Ci sono queste figure: eteree, immortali, per i più fanatici addirittura immutabili. Gli artisti, i feticci dell’industria culturale che tanto ascoltiamo, spesso idolatriamo e altre volte odiamo, ci hanno portato ad una nuova forma di divismo sfrenato. Magliette, accessori, poster, merchandising di ogni genere e live sempre più condivisibili sui social ruotano attorno alla materia prima: la musica. Il “disco”, come molti lo chiamano conferendo un’accezione concreta a ciò che non si riesce a toccare, è il centro di questo processo.

L’album musicale, dall’artista più grande fino al più emergente, è considerato uno statement che, ognuno a suo modo, contiene significato. Può voler dire affermarsi, continuare o lasciare una direzione o anche, nei casi più sfortunati, salutarsi. Recentemente è uscito SOPHIE, il disco della DJ e produttrice transgender omonima. É un progetto molto genuino, capace di offrire una visione d’insieme sulla carriera della produttrice scozzese. Cosa c’è di strano? Nulla, l’unico particolare è che SOPHIE sia prematuramente scomparsa dal 2021, a 34 anni. Tralasciando il dispiacere e il rimorso su quanto ancora avrebbe potuto offrire un’artista del genere, SOPHIE è a tutti gli effetti considerabile un disco postumo. In questo caso è stata la famiglia di SOPHIE a ricomporre i pezzi per il nuovo album; per primo suo fratello e collaboratore in studio Ben Long.

SOPHIE

Ma SOPHIE è solo un caso fra i tantissimi dischi postumi che ascoltiamo. È incredibile quanti artisti ascoltiamo ancora e non ci sono più, basta guardare dentro sé stessi (la propria libreria di Spotify) per capire quanti artisti abbiamo scoperto dopo la loro morte. Come si dice, muoiono gli uomini (e donne) ma non le idee. Ma queste idee, se ancora grezze o non rilasciate, hanno bisogno di cura e fedeltà intellettuale per essere modellate e proposte al pubblico. In questo caso il controllo da parte dell’artista, venuto a mancare, inevitabilmente è sostituito da una figura artisticamente molto vicina a ləi per mantenere un discorso fedele alla propria visione.

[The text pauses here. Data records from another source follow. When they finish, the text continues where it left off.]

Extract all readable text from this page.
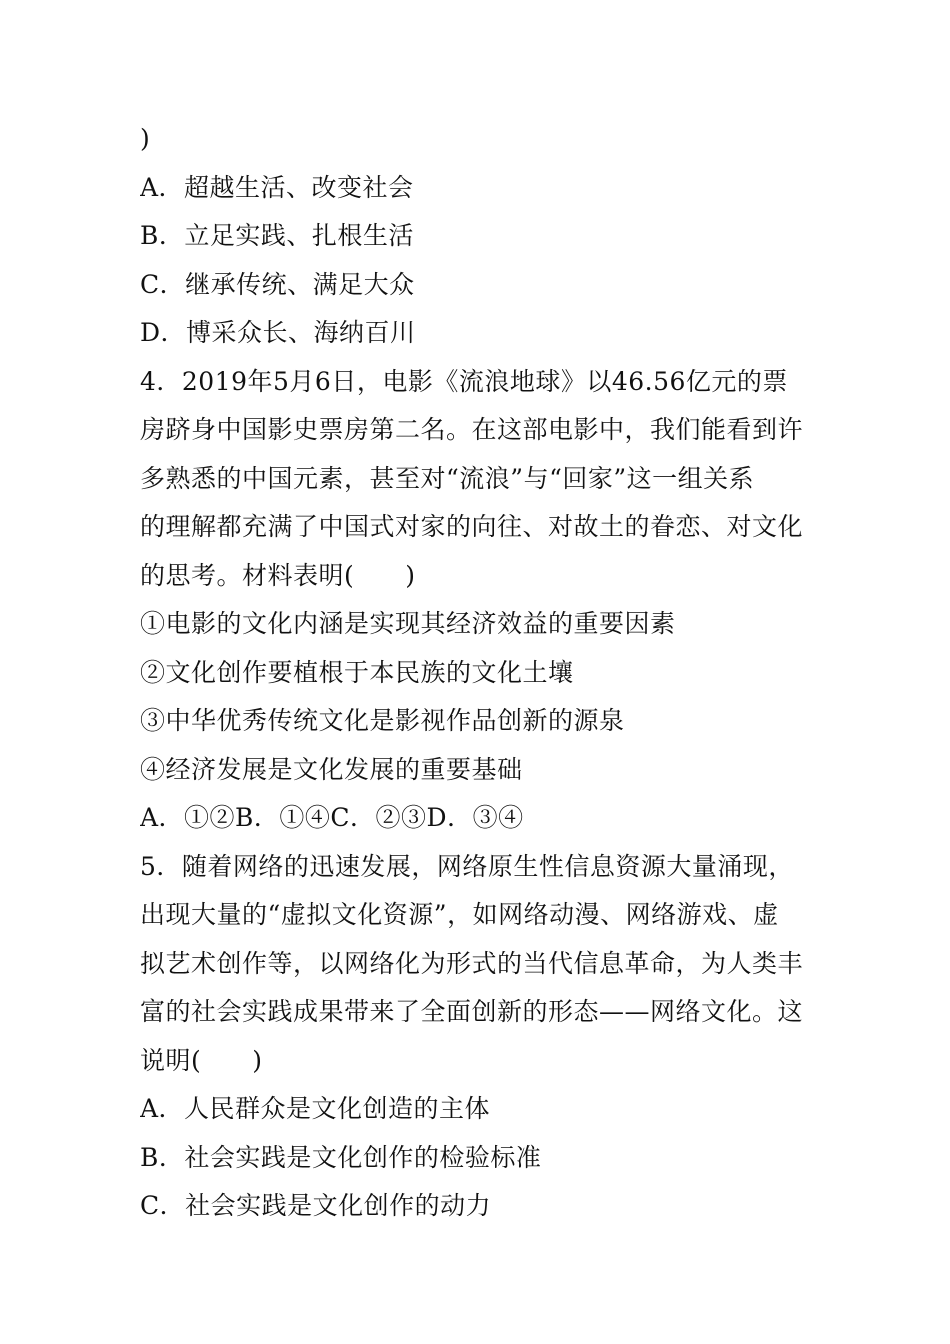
)
A．超越生活、改变社会
B．立足实践、扎根生活
C．继承传统、满足大众
D．博采众长、海纳百川
4．2019年5月6日，电影《流浪地球》以46.56亿元的票
房跻身中国影史票房第二名。在这部电影中，我们能看到许
多熟悉的中国元素，甚至对“流浪”与“回家”这一组关系
的理解都充满了中国式对家的向往、对故土的眷恋、对文化
的思考。材料表明(　　)
①电影的文化内涵是实现其经济效益的重要因素
②文化创作要植根于本民族的文化土壤
③中华优秀传统文化是影视作品创新的源泉
④经济发展是文化发展的重要基础
A．①②B．①④C．②③D．③④
5．随着网络的迅速发展，网络原生性信息资源大量涌现，
出现大量的“虚拟文化资源”，如网络动漫、网络游戏、虚
拟艺术创作等，以网络化为形式的当代信息革命，为人类丰
富的社会实践成果带来了全面创新的形态——网络文化。这
说明(　　)
A．人民群众是文化创造的主体
B．社会实践是文化创作的检验标准
C．社会实践是文化创作的动力
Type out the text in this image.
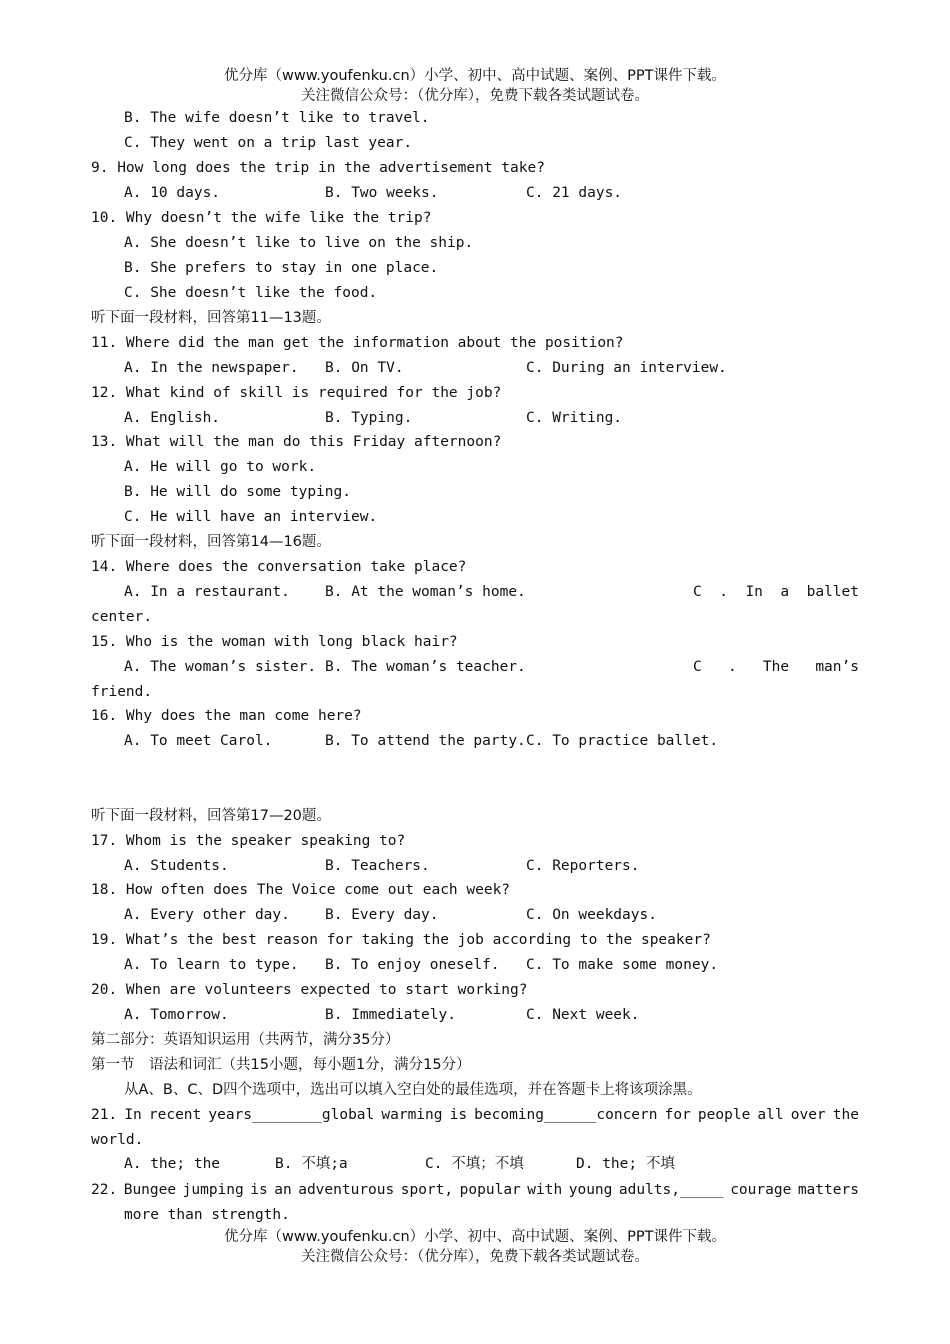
优分库（www.youfenku.cn）小学、初中、高中试题、案例、PPT课件下载。
关注微信公众号：（优分库），免费下载各类试题试卷。
B. The wife doesn’t like to travel.
C. They went on a trip last year.
9. How long does the trip in the advertisement take?
A. 10 days.	B. Two weeks.	C. 21 days.
10. Why doesn’t the wife like the trip?
A. She doesn’t like to live on the ship.
B. She prefers to stay in one place.
C. She doesn’t like the food.
听下面一段材料，回答第11—13题。
11. Where did the man get the information about the position?
A. In the newspaper. B. On TV.	C. During an interview.
12. What kind of skill is required for the job?
A. English.	B. Typing.	C. Writing.
13. What will the man do this Friday afternoon?
A. He will go to work.
B. He will do some typing.
C. He will have an interview.
听下面一段材料，回答第14—16题。
14. Where does the conversation take place?
A. In a restaurant. B. At the woman’s home.	C . In a ballet
center.
15. Who is the woman with long black hair?
A. The woman’s sister. B. The woman’s teacher.	C . The man’s
friend.
16. Why does the man come here?
A. To meet Carol.	B. To attend the party. C. To practice ballet.
听下面一段材料，回答第17—20题。
17. Whom is the speaker speaking to?
A. Students.	B. Teachers.	C. Reporters.
18. How often does The Voice come out each week?
A. Every other day. B. Every day.	C. On weekdays.
19. What’s the best reason for taking the job according to the speaker?
A. To learn to type. B. To enjoy oneself. C. To make some money.
20. When are volunteers expected to start working?
A. Tomorrow.	B. Immediately.	C. Next week.
第二部分：英语知识运用（共两节，满分35分）
第一节　语法和词汇（共15小题，每小题1分，满分15分）
从A、B、C、D四个选项中，选出可以填入空白处的最佳选项，并在答题卡上将该项涂黑。
21. In recent years________global warming is becoming______concern for people all over the
world.
A. the; the	B. 不填;a	C. 不填；不填	D. the; 不填
22. Bungee jumping is an adventurous sport, popular with young adults,_____ courage matters
more than strength.
优分库（www.youfenku.cn）小学、初中、高中试题、案例、PPT课件下载。
关注微信公众号：（优分库），免费下载各类试题试卷。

Spesso si decide di chiudere un discorso prima di rovinare un messaggio e la memoria dell’artista. In casi come quello del compianto Mac Miller, stella dell’Hip-Hop scomparsa a soli 26 anni, il discorso era quello di chiudere un cerchio, letteralmente. Con Circles, suo primo e unico album postumo, si chiarisce il ciclo iniziato con Swimming in un loop infinito. Appunto, Swimming in Circles. Le altre release post mortem ascrivibili a Miller sono ripubblicazioni di vecchi mixtape pian piano “ripuliti” dai diritti d’autore.

Mac Miller

Altre volte l’artista sembra essere una gallina dalle uova d’oro che, scomparsa troppo presto, dev’essere oltremodo spremuta fino all’ultima goccia di potenziale. È ciò che purtroppo successe alla discografia di Jaseh Onfroy o XXXTENTACION, anche lui scomparso nel 2018, stavolta a 20 anni. La sua discografia si ferma, con la sua penna, nel 2018 con ?, rilasciato tre mesi prima della sua morte. “Si ferma” perché il resto delle uscite ricondotte a suo nome perdono progressivamente di personalità diventando degli avanzi di registrazioni ritagliati, cuciti sopra un beat e messi assieme per formare delle compilation, non degli album. La memoria di un’artista che ancora oggi scala le classifiche ha ricevuto un trattamento artistico di poco gusto e rispetto.

SKINS e Bad Vibes Forever, i due dischi postumi di XXXTENTACION

Tirando le somme, pubblicare un disco postumo non è solo difficile da realizzare o ultimare, ma è una grande presa di responsabilità. Spesso si rischia di cadere nella trovata consumistica di turno per arricchirsi su arte non propria. A volte è meglio lasciare il mistero di “cosa potrebbe essere stato” piuttosto che un sequel di clickbait.